City renews quest for utility policy
Councillors begin tackling the controversial, complex issue next week
Saturday, Feb 08, 2014 06:00 am
Deciding how the city will fund the construction of future facilities like water reservoirs and pumphouses begins next week as city councillors begin deliberating on a utility fiscal policy.
The process will begin Monday when councillors, sitting as the standing committee on finance, will get a review of recommendations that a hired consultant first presented in February 2013. Last spring, council postponed a decision on the complex issue until this winter, allowing the newly-elected council to make the decision.
Monday’s meeting will be the first finance committee session in 2014 to devote time to the utility fiscal policy, which is expected to be discussed in March and April as well.
Utility rates that city residents pay became a hot-button topic during last fall’s election.
City staffers currently have no overarching policy to guide them so they rely on a combination of legislation like the Municipal Government Act and the city’s past practices, said Ashleigh Campbell, utility and accounts receivable controller for the city.
“We’re missing something concrete in place to guide us,” she said.
What is in place is the city policy on debt, which says “long-term debt shall not be considered for growth-related or ‘strategic’ utility servicing purchases.”
Debt can be considered for the rehabilitation of existing or the construction of major utility infrastructure.
According to a discussion paper from the city on utilities, this can make it challenging to maintain rate stability since it means funds have to be built up ahead of time to pay for a big utility project.
The desired utility fiscal policy would include a rate model but would be broader than just rates.
The city’s current utility rate model is often called the “100-year model.”
This model can forecast rates up to 100 years into the future but it doesn’t necessarily mean it can fund all projects within that time frame, Campbell said.
She said the city works off a 10-year capital plan.
The model is about forecasting rates and the operating costs, and doesn’t include amortization, said Brenda Barclay, financial operations and reporting manager for the city.
Perhaps a clearer description of how the current model operates is what Campbell calls a “cash-needs basis.”
Under this model, projections of future capital expenditures and operating costs are used to determine rates. Those rates are intended to ensure the city’s utility reserve accounts never fall below zero.
That model is now predicting that some of the upcoming needs won’t be met, so a consultant was hired to review it and suggest changes, which they presented last year.
“I think the model right now is predicting that we go into a deficit (in the four utility reserve funds)… in 2018,” Campbell said.
A 6.5 per cent rate increase was passed for both 2013 and 2014. In 2008, the utility rate model predicted increases of 9.5 per cent a year for the next 10 years.

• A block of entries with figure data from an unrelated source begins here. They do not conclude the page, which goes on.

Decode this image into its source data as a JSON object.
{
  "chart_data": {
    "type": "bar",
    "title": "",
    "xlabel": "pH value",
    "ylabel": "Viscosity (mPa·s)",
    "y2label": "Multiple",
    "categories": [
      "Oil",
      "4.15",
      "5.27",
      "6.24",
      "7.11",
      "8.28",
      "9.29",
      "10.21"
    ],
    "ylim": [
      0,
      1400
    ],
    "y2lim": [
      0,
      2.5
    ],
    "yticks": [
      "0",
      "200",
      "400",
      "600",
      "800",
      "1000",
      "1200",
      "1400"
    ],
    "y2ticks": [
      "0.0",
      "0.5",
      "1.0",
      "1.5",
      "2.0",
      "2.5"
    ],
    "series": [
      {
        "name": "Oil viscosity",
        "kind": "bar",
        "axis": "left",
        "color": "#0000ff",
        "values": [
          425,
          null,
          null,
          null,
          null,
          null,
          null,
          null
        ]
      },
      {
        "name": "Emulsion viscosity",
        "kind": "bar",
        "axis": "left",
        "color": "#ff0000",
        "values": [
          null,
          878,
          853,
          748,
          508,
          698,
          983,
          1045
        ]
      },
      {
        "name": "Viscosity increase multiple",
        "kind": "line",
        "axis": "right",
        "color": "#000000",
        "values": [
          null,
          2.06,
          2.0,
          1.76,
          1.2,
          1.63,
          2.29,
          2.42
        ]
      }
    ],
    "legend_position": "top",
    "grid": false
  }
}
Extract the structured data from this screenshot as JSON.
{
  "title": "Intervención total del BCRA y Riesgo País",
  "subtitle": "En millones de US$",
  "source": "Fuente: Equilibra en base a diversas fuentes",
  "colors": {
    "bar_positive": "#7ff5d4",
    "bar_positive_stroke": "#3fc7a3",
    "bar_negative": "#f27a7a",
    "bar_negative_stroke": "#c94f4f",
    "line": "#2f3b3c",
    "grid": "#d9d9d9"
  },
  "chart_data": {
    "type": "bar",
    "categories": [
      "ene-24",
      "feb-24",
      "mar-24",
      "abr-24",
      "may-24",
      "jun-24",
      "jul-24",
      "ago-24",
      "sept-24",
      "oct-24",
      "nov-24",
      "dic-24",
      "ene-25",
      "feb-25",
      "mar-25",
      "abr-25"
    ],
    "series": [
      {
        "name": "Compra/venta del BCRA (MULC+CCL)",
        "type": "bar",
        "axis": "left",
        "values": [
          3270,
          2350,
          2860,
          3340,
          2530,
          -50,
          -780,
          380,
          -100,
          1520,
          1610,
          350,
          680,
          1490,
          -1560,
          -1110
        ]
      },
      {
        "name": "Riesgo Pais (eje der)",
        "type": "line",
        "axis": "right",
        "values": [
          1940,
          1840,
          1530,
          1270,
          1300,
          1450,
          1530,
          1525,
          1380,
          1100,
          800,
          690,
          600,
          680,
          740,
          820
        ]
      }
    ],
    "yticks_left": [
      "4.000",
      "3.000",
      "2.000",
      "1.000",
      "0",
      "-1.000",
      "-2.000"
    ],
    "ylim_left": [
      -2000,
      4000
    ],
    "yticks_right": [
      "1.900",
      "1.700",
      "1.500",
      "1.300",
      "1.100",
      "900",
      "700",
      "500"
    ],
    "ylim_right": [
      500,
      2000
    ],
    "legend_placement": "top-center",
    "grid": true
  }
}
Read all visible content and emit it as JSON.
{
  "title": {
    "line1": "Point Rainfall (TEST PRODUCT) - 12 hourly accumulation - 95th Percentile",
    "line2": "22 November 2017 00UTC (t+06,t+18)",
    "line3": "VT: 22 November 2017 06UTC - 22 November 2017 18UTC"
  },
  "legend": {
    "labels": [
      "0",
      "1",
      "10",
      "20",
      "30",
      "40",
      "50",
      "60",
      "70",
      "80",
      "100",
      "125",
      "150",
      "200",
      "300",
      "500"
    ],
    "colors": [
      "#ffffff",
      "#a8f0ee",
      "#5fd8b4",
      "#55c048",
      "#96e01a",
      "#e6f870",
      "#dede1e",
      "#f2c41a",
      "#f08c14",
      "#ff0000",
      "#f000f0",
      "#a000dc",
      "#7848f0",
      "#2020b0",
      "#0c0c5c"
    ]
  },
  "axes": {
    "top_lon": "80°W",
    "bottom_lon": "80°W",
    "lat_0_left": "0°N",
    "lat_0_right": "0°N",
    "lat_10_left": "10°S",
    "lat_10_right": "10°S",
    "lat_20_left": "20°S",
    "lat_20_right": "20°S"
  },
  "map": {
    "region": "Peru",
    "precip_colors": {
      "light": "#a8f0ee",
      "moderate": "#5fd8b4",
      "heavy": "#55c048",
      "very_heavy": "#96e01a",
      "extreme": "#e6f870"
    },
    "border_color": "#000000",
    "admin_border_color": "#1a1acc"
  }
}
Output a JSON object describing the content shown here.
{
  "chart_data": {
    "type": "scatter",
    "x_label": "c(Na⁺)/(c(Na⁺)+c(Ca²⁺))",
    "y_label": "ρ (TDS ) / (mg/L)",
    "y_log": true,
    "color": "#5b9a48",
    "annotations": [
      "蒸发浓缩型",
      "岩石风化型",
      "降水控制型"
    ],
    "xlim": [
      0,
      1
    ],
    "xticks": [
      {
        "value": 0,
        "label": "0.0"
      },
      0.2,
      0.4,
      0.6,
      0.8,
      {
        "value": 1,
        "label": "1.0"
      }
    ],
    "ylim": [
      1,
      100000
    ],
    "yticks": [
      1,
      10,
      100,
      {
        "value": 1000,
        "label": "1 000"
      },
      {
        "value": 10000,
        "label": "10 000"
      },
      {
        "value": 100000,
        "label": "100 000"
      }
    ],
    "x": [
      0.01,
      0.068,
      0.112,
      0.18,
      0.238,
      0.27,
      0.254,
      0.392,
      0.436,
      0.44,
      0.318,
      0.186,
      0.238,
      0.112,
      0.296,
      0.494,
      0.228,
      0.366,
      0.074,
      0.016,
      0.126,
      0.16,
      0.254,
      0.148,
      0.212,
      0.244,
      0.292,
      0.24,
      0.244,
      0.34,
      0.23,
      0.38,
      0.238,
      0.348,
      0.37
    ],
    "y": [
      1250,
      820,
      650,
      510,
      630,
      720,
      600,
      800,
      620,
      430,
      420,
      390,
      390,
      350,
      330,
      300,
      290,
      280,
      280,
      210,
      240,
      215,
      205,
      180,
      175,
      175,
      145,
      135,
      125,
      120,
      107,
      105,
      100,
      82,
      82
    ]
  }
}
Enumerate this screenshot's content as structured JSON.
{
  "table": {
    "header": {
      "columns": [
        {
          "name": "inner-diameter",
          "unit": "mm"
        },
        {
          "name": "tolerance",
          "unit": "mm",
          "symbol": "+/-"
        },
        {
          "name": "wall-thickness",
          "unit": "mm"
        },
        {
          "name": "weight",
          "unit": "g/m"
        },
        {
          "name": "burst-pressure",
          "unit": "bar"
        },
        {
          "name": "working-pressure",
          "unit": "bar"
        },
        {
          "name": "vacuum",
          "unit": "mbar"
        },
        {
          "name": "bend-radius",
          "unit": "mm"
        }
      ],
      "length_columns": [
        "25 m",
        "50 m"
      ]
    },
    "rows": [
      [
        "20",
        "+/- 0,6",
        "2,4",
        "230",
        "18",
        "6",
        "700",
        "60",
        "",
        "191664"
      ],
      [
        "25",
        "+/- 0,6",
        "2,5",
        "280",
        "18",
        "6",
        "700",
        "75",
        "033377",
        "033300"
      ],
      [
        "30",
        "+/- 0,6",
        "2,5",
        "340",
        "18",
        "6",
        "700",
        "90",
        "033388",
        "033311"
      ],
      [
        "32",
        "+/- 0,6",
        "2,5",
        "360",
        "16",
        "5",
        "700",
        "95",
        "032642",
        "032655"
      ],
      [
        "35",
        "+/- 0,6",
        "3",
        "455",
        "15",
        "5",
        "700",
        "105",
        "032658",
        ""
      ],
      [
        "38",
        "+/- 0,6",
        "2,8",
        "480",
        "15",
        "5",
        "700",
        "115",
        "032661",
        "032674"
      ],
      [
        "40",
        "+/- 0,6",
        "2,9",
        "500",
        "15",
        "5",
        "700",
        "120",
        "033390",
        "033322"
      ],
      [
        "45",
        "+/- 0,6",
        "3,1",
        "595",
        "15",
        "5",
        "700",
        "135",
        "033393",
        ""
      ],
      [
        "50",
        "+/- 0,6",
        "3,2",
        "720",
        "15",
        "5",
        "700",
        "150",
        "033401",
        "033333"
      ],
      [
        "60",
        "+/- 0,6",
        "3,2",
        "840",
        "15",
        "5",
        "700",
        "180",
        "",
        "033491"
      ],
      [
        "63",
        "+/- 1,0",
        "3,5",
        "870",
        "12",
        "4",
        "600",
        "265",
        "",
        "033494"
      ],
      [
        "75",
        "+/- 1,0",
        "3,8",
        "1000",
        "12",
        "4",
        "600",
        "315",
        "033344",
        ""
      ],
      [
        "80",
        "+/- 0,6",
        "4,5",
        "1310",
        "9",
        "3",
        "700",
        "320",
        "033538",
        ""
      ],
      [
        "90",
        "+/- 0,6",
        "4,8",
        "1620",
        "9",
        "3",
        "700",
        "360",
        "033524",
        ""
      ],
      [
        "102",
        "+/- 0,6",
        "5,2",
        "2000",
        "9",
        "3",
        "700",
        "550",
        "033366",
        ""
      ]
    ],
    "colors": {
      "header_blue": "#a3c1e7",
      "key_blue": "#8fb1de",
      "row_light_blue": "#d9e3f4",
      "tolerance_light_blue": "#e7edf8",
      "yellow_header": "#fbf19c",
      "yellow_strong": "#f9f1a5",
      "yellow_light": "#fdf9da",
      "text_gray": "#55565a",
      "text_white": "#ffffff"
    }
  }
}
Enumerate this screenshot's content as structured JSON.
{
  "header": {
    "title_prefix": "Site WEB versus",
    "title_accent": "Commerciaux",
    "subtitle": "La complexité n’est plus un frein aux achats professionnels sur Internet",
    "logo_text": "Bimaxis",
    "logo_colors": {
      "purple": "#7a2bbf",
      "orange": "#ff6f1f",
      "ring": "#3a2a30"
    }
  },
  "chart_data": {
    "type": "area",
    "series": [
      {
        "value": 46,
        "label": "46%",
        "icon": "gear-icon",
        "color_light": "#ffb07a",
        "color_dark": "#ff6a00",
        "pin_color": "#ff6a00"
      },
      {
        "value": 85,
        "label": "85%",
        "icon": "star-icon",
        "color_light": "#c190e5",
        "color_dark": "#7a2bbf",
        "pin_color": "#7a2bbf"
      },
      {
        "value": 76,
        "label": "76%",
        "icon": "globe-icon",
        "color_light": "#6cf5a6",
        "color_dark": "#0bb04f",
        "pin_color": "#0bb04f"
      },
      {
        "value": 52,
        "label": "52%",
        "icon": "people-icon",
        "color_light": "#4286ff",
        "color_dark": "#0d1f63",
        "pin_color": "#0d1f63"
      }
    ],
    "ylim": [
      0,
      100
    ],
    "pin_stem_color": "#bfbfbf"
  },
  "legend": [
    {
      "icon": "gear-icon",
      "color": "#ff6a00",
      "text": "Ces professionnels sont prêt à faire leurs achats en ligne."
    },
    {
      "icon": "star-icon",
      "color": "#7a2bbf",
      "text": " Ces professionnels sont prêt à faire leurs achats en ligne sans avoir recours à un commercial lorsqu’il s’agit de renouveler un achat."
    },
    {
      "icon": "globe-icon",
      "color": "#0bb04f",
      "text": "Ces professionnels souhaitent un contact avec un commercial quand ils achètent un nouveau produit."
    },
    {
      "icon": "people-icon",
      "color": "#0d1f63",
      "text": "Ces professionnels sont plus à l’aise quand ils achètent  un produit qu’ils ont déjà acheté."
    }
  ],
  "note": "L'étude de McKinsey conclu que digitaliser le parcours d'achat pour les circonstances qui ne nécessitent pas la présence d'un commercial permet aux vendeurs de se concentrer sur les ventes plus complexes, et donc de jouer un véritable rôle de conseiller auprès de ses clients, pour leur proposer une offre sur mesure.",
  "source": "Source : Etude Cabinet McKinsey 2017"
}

Barclay noted St. Albert is both growing and has some aging infrastructure.
Barclay noted a policy being developed would give staff some direction from council.
Recommendations from the consultants presented last year included not using grant funding for capital projects, taking on debt for some projects and using debt-financing to front-end growth related capital projects.
Council will have to consider a number of these issues as they begin deliberating on the direction a policy should take. Should debt be used for more than just repair and maintenance? Should grant money be used for utility capital projects, leaving the city possibly holding the bag if a grant program is discontinued? Should all the projects in the capital plan be funded, instead of listing some as unfunded?
Mel McMillan, a University of Alberta emeritus professor of economics, said there are many different utility models but said it is hard to add substantial amounts of infrastructure with a no-debt policy.
“Pay-as-you-go is not unreasonable if you’re adding relatively small amounts or replacing relatively small amounts of infrastructure at any one time, but if you’re talking about a big chunk it’s sort of like buying a house as opposed to buying a refrigerator,” McMillan said.
Saving up ahead of time for big capital infrastructure projects can be tough.
“It’s sometimes a difficult thing to do because taxpayers are always interested in lower taxes,” he said.
But borrowing can also be expensive, depending on the interest rates. Right now interest rates are low so taking on debt isn’t as expensive, he said.
Edmonton previously tried not to borrow and pay down its debt, McMillan said.
But in the last 10 years, growth made it difficult to keep up with capital projects while using a no-debt policy.
“When you get into things like LRTs, for example, which is pretty expensive and a lot of up-front capital, that became pretty difficult,” he said.